Rheinmetall erschließt sich ein neues Geschäftsfeld abseits der klassischen Rüstungsproduktion. Der Konzern erhält von der Bundeswehr den Zuschlag für Bau und Betrieb eines Camps in Litauen, das bis Mitte 2027 Platz für 2.000 Soldaten bieten soll. Das Auftragsvolumen liegt bei 250 Millionen Euro, hinzu kommen jährliche Betriebszahlungen von rund 40 Millionen Euro.

Damit verschiebt sich der Fokus des Düsseldorfer Unternehmens ein Stück weit von Fahrzeugen und Munition hin zu Dienstleistungen für die Truppe. Der Auftrag zeigt, wie Rheinmetall von der dauerhaften Präsenz der Bundeswehr im Baltikum profitiert – nicht nur über Waffensysteme, sondern auch über die dafür notwendige Infrastruktur. Die laufenden Betriebszahlungen sichern dem Konzern über Jahre hinweg planbare Erlöse, unabhängig von Schwankungen im Rüstungsgeschäft.

Aktie reagiert mit deutlichem Plus

Die Aktie honoriert die Nachricht am heutigen Mittwoch mit einem Kursplus von 2,5 Prozent auf 1.148,40 Euro. Damit setzt sich die Erholung der vergangenen Wochen fort: Auf Monatssicht steht ein Zuwachs von 8,4 Prozent zu Buche. Vom 52-Wochen-Hoch bei 2.007,00 Euro, erreicht Anfang Oktober vergangenen Jahres, bleibt das Papier mit einem Abstand von 43 Prozent aber weit entfernt.

Der Litauen-Auftrag ist nicht das einzige Signal für eine Diversifizierung der Erlösquellen.

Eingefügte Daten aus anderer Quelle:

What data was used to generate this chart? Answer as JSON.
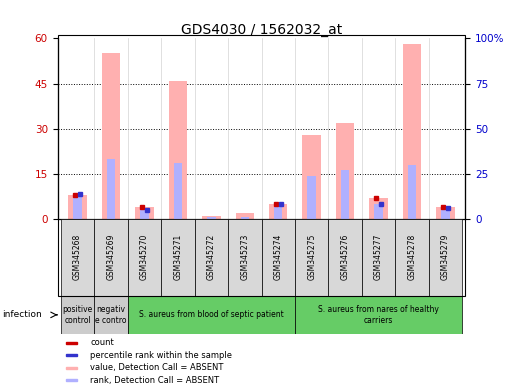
{
  "title": "GDS4030 / 1562032_at",
  "samples": [
    "GSM345268",
    "GSM345269",
    "GSM345270",
    "GSM345271",
    "GSM345272",
    "GSM345273",
    "GSM345274",
    "GSM345275",
    "GSM345276",
    "GSM345277",
    "GSM345278",
    "GSM345279"
  ],
  "pink_bars": [
    8,
    55,
    4,
    46,
    1,
    2,
    5,
    28,
    32,
    7,
    58,
    4
  ],
  "blue_bars": [
    14,
    33,
    5,
    31,
    1,
    1,
    8,
    24,
    27,
    8,
    30,
    6
  ],
  "red_squares": [
    8,
    0,
    4,
    0,
    0,
    0,
    5,
    0,
    0,
    7,
    0,
    4
  ],
  "blue_squares": [
    14,
    0,
    5,
    0,
    0,
    0,
    8,
    0,
    0,
    8,
    0,
    6
  ],
  "left_ylim": [
    0,
    60
  ],
  "right_ylim": [
    0,
    100
  ],
  "left_yticks": [
    0,
    15,
    30,
    45,
    60
  ],
  "right_yticks": [
    0,
    25,
    50,
    75,
    100
  ],
  "right_yticklabels": [
    "0",
    "25",
    "50",
    "75",
    "100%"
  ],
  "groups": [
    {
      "label": "positive\ncontrol",
      "start": 0,
      "end": 1,
      "color": "#cccccc"
    },
    {
      "label": "negativ\ne contro",
      "start": 1,
      "end": 2,
      "color": "#cccccc"
    },
    {
      "label": "S. aureus from blood of septic patient",
      "start": 2,
      "end": 7,
      "color": "#66cc66"
    },
    {
      "label": "S. aureus from nares of healthy\ncarriers",
      "start": 7,
      "end": 12,
      "color": "#66cc66"
    }
  ],
  "infection_label": "infection",
  "legend_items": [
    {
      "color": "#cc0000",
      "label": "count"
    },
    {
      "color": "#3333cc",
      "label": "percentile rank within the sample"
    },
    {
      "color": "#ffb0b0",
      "label": "value, Detection Call = ABSENT"
    },
    {
      "color": "#b0b0ff",
      "label": "rank, Detection Call = ABSENT"
    }
  ],
  "pink_color": "#ffb0b0",
  "blue_bar_color": "#b0b0ff",
  "red_sq_color": "#cc0000",
  "blue_sq_color": "#3333cc",
  "pink_bar_width": 0.55,
  "blue_bar_width": 0.25
}
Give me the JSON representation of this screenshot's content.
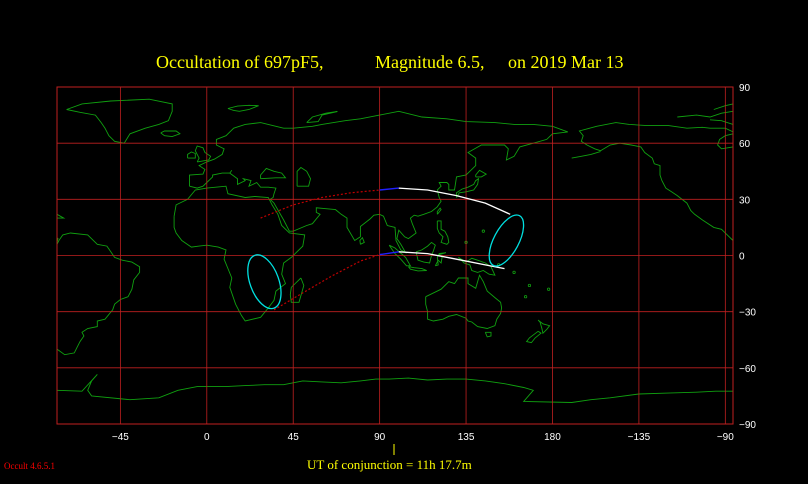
{
  "title": {
    "occultation": "Occultation  of  697pF5,",
    "magnitude": "Magnitude 6.5,",
    "date": "on  2019 Mar 13"
  },
  "axes": {
    "x_ticks": [
      "−45",
      "0",
      "45",
      "90",
      "135",
      "180",
      "−135",
      "−90"
    ],
    "x_tick_lons": [
      -45,
      0,
      45,
      90,
      135,
      180,
      225,
      270
    ],
    "y_ticks": [
      "90",
      "60",
      "30",
      "0",
      "−30",
      "−60",
      "−90"
    ],
    "y_tick_lats": [
      90,
      60,
      30,
      0,
      -30,
      -60,
      -90
    ],
    "lon_range": [
      -78,
      274
    ],
    "lat_range": [
      -90,
      90
    ]
  },
  "conjunction": {
    "label": "UT of conjunction = 11h 17.7m"
  },
  "software": {
    "version": "Occult 4.6.5.1"
  },
  "colors": {
    "background": "#000000",
    "grid": "#c02020",
    "coast": "#10a010",
    "title": "#ffff00",
    "path_day": "#ffffff",
    "path_night": "#c00000",
    "path_twilight": "#2020ff",
    "limit_ellipse": "#00e0e0"
  },
  "track": {
    "north_limit": [
      [
        28,
        20
      ],
      [
        45,
        27
      ],
      [
        60,
        31
      ],
      [
        75,
        33.5
      ],
      [
        90,
        35
      ],
      [
        100,
        36
      ],
      [
        115,
        35
      ],
      [
        130,
        32
      ],
      [
        145,
        28
      ],
      [
        158,
        22
      ]
    ],
    "south_limit": [
      [
        35,
        -29
      ],
      [
        50,
        -20
      ],
      [
        65,
        -11
      ],
      [
        80,
        -3
      ],
      [
        90,
        0.5
      ],
      [
        100,
        2
      ],
      [
        115,
        1
      ],
      [
        130,
        -2
      ],
      [
        145,
        -5
      ],
      [
        155,
        -7
      ]
    ],
    "day_start_lon": 100,
    "twilight_start_lon": 92,
    "west_ellipse": {
      "center": [
        30,
        -14
      ],
      "radius": [
        7.5,
        15
      ],
      "rotation_deg": -20
    },
    "east_ellipse": {
      "center": [
        156,
        8
      ],
      "radius": [
        6.5,
        15
      ],
      "rotation_deg": 28
    }
  }
}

Rheinmetall hatte Mitte August in Großbritannien ein Kompetenzzentrum für Landautonomie eröffnet und dort die eigene PATH-Technologie präsentiert, ein KI-gestütztes System, das bereits auf mehr als 40 Fahrzeugen erprobt wurde.

Parallel dazu rückt in den USA das Thema kritische Mineralien in den Fokus: Das US-Energieministerium stellte für sieben Projekte zur Verarbeitung solcher Rohstoffe insgesamt 500 Millionen Dollar bereit, ein Bereich, der auch für Zulieferer der Rüstungsbranche an Bedeutung gewinnt.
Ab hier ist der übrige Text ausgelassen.